5 Black Rhinos to Embark on Historic Transport From Europe to Africa
Finally, some good news for the critically endangered rhinos.
Of the few remaining critically endangered black rhinoceroses in the world, about 60 live in institutions and 5,000 live wild in Africa. It’s not a great situation: In the 1970s, about 65,000 of the majestic beasts ran free. Poaching in Africa has made the rhinos’ home continent a particularly dangerous place for them in recent years, but as local governments get the problem under control in some regions, a group of Czech researchers are unveiling a historic plan to bring the black rhinos to Rwanda after a long stint in Europe.
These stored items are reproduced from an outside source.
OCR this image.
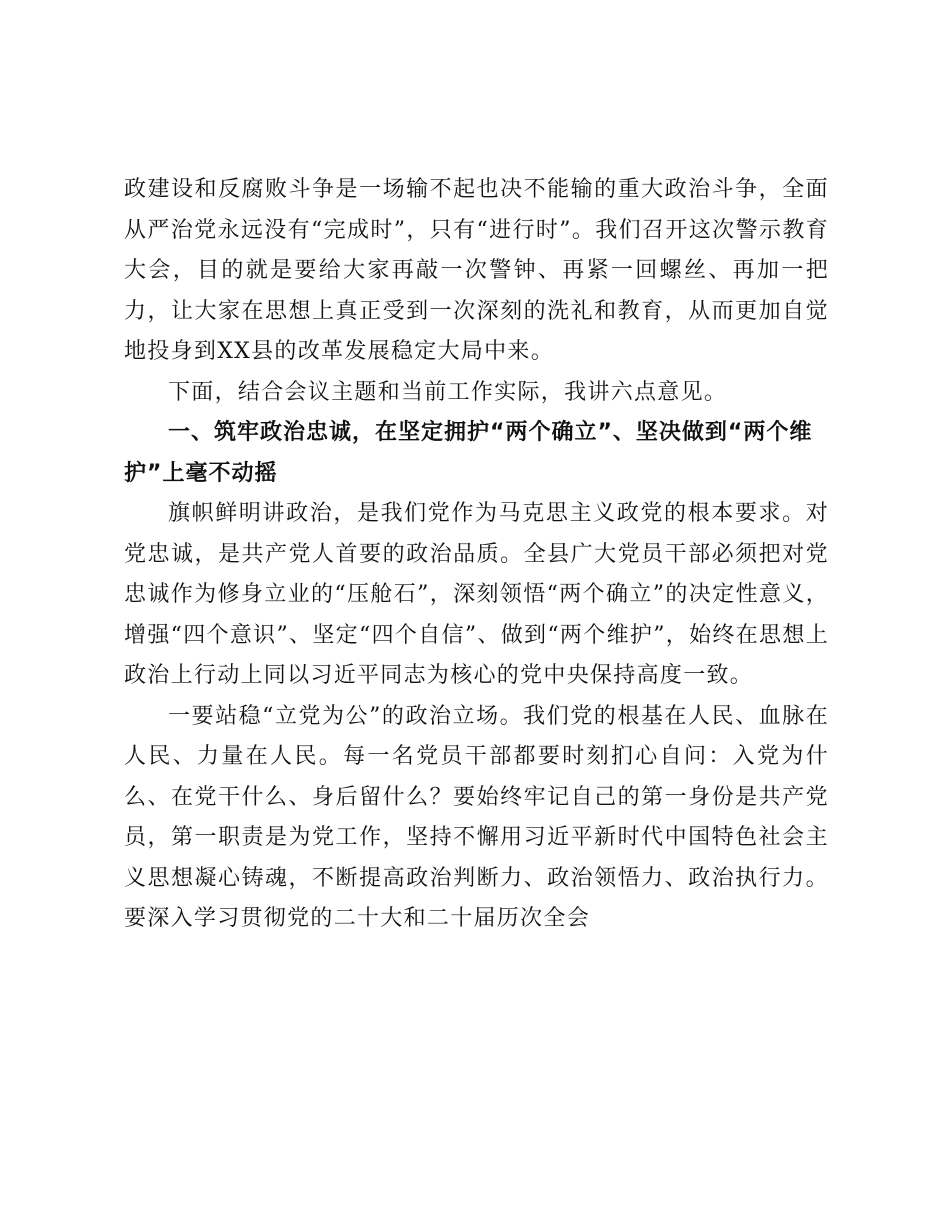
政建设和反腐败斗争是一场输不起也决不能输的重大政治斗争，全面从严治党永远没有“完成时”，只有“进行时”。我们召开这次警示教育大会，目的就是要给大家再敲一次警钟、再紧一回螺丝、再加一把力，让大家在思想上真正受到一次深刻的洗礼和教育，从而更加自觉地投身到XX县的改革发展稳定大局中来。

下面，结合会议主题和当前工作实际，我讲六点意见。

一、筑牢政治忠诚，在坚定拥护“两个确立”、坚决做到“两个维护”上毫不动摇

旗帜鲜明讲政治，是我们党作为马克思主义政党的根本要求。对党忠诚，是共产党人首要的政治品质。全县广大党员干部必须把对党忠诚作为修身立业的“压舱石”，深刻领悟“两个确立”的决定性意义，增强“四个意识”、坚定“四个自信”、做到“两个维护”，始终在思想上政治上行动上同以习近平同志为核心的党中央保持高度一致。

一要站稳“立党为公”的政治立场。我们党的根基在人民、血脉在人民、力量在人民。每一名党员干部都要时刻扪心自问：入党为什么、在党干什么、身后留什么？要始终牢记自己的第一身份是共产党员，第一职责是为党工作，坚持不懈用习近平新时代中国特色社会主义思想凝心铸魂，不断提高政治判断力、政治领悟力、政治执行力。要深入学习贯彻党的二十大和二十届历次全会
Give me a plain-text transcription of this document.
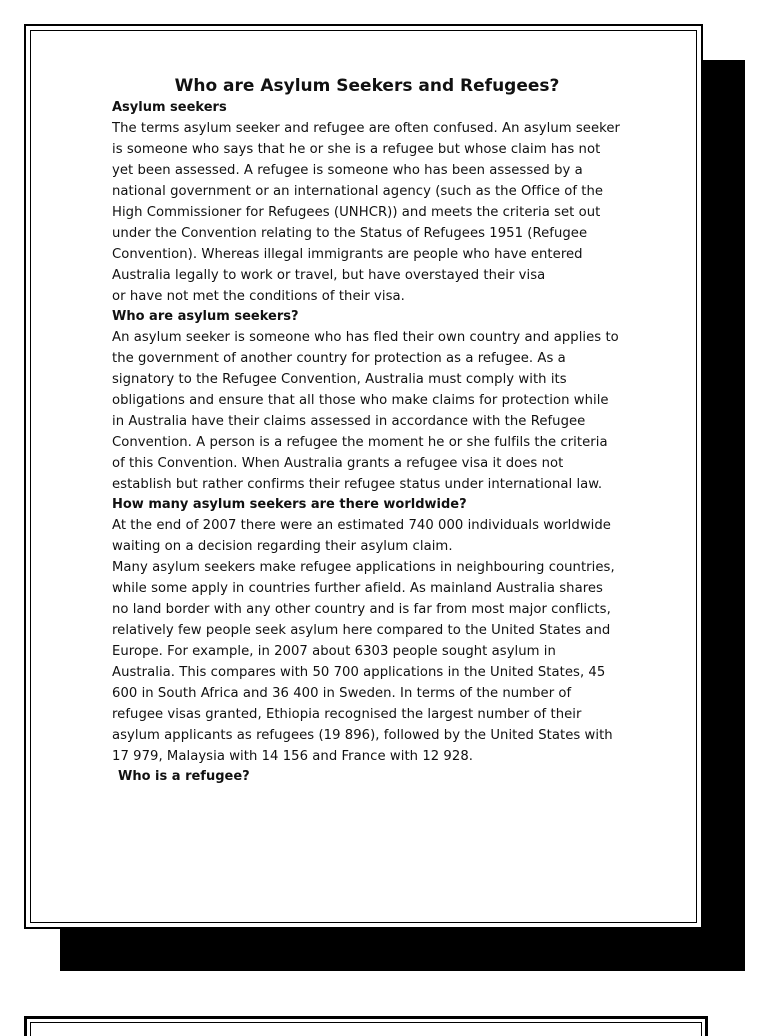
Who are Asylum Seekers and Refugees?
Asylum seekers

The terms asylum seeker and refugee are often confused. An asylum seeker is someone who says that he or she is a refugee but whose claim has not yet been assessed. A refugee is someone who has been assessed by a national government or an international agency (such as the Office of the High Commissioner for Refugees (UNHCR)) and meets the criteria set out under the Convention relating to the Status of Refugees 1951 (Refugee Convention). Whereas illegal immigrants are people who have entered Australia legally to work or travel, but have overstayed their visa

or have not met the conditions of their visa.

Who are asylum seekers?

An asylum seeker is someone who has fled their own country and applies to the government of another country for protection as a refugee. As a signatory to the Refugee Convention, Australia must comply with its obligations and ensure that all those who make claims for protection while in Australia have their claims assessed in accordance with the Refugee Convention. A person is a refugee the moment he or she fulfils the criteria of this Convention. When Australia grants a refugee visa it does not establish but rather confirms their refugee status under international law.

How many asylum seekers are there worldwide?

At the end of 2007 there were an estimated 740 000 individuals worldwide waiting on a decision regarding their asylum claim.

Many asylum seekers make refugee applications in neighbouring countries, while some apply in countries further afield. As mainland Australia shares no land border with any other country and is far from most major conflicts, relatively few people seek asylum here compared to the United States and Europe. For example, in 2007 about 6303 people sought asylum in Australia. This compares with 50 700 applications in the United States, 45 600 in South Africa and 36 400 in Sweden. In terms of the number of refugee visas granted, Ethiopia recognised the largest number of their asylum applicants as refugees (19 896), followed by the United States with 17 979, Malaysia with 14 156 and France with 12 928.

Who is a refugee?
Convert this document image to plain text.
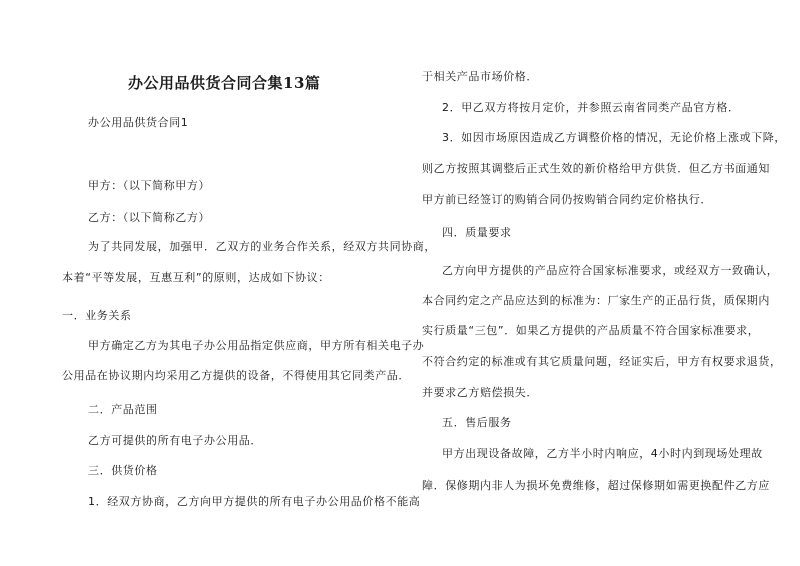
办公用品供货合同合集13篇
办公用品供货合同1
甲方：（以下简称甲方）
乙方：（以下简称乙方）
为了共同发展，加强甲．乙双方的业务合作关系，经双方共同协商，
本着“平等发展，互惠互利”的原则，达成如下协议：
一．业务关系
甲方确定乙方为其电子办公用品指定供应商，甲方所有相关电子办
公用品在协议期内均采用乙方提供的设备，不得使用其它同类产品．
二．产品范围
乙方可提供的所有电子办公用品．
三．供货价格
1．经双方协商，乙方向甲方提供的所有电子办公用品价格不能高
于相关产品市场价格．
2．甲乙双方将按月定价，并参照云南省同类产品官方格．
3．如因市场原因造成乙方调整价格的情况，无论价格上涨或下降，
则乙方按照其调整后正式生效的新价格给甲方供货．但乙方书面通知
甲方前已经签订的购销合同仍按购销合同约定价格执行．
四．质量要求
乙方向甲方提供的产品应符合国家标准要求，或经双方一致确认，
本合同约定之产品应达到的标准为：厂家生产的正品行货，质保期内
实行质量“三包”．如果乙方提供的产品质量不符合国家标准要求，
不符合约定的标准或有其它质量问题，经证实后，甲方有权要求退货，
并要求乙方赔偿损失．
五．售后服务
甲方出现设备故障，乙方半小时内响应，4小时内到现场处理故
障．保修期内非人为损坏免费维修，超过保修期如需更换配件乙方应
Researchers and zookeepers at the Czech Republic-based Dvur Králové Zoo announced on Tuesday their plan to send five black rhinoceroses from their zoo and additional zoos in Denmark and the UK back to Rwanda’s Akagera National Park in 2019. The video above shows a black rhino calf named Jasiri, playing with a black cat at Dvur Králové. The zookeepers describe her as a “heroine of the great story,” having overcome her unusually small birth size — too small to suckle her mom’s milk — to grow into a healthy young calf.
There’s a long, never-travelled road ahead for Jasiri, so you can’t blame her for trying to squeeze in a quiet moment with a local cat beforehand. She and the other four rhinos are scheduled for their journey on May or June 2019, making them part of the largest transport of rhinos in history. In the meantime, they’ll be undergoing training at Dvur Králové in order to sit through the plane ride to Kigali, Rwanda.
Akagera National Park has recently become a hotspot for rhino conservation, marking a dramatic change in the park’s rhino population. While in the 1970s the savannah park had about 50 roaming black rhinos, poaching for horns whittled the population to zero in 2007. But in 2017, 20 black rhinos were reintroduced from South Africa to the park — an “extraordinary homecoming,” as the African Parks organization put it — and Jasiri and her entourage are meant to augment this growing population.
African Parks has been boosting security at the park since 2010, adding a helicopter for air surveillance, a team of rhino trackers, and a canine unit, according to the Guardian. Akagera stands to benefit from protecting its wildlife, too: As one spokesperson told The New Times in February, “Tourism and revenues from tourism continue to increase year on year.” The park boasts growing populations of the “Big Five”: rhino, lion, elephant, leopard and buffalo.
Meanwhile, researchers are searching for ways to use science to put an end to poaching and boost the growing but delicate populations. Scientists have used the black rhino genome to catch poachers using DNA profiling, much as forensics experts catch human criminals. Meanwhile, reproductive health researchers are using surrogate techniques to bring back the white rhino, which lost its last male in May. Using frozen sperm from the now-dead male to impregnate a female of a closely related species, they hope to reintroduce a calf in the next few years.
But for Jasiri and her four companions, the hope is that they’ll help grow the the rhino population in Akagera the way their ancestors did for millennia — long before humans conceived of poaching, or were bold enough to bother rhinos at all.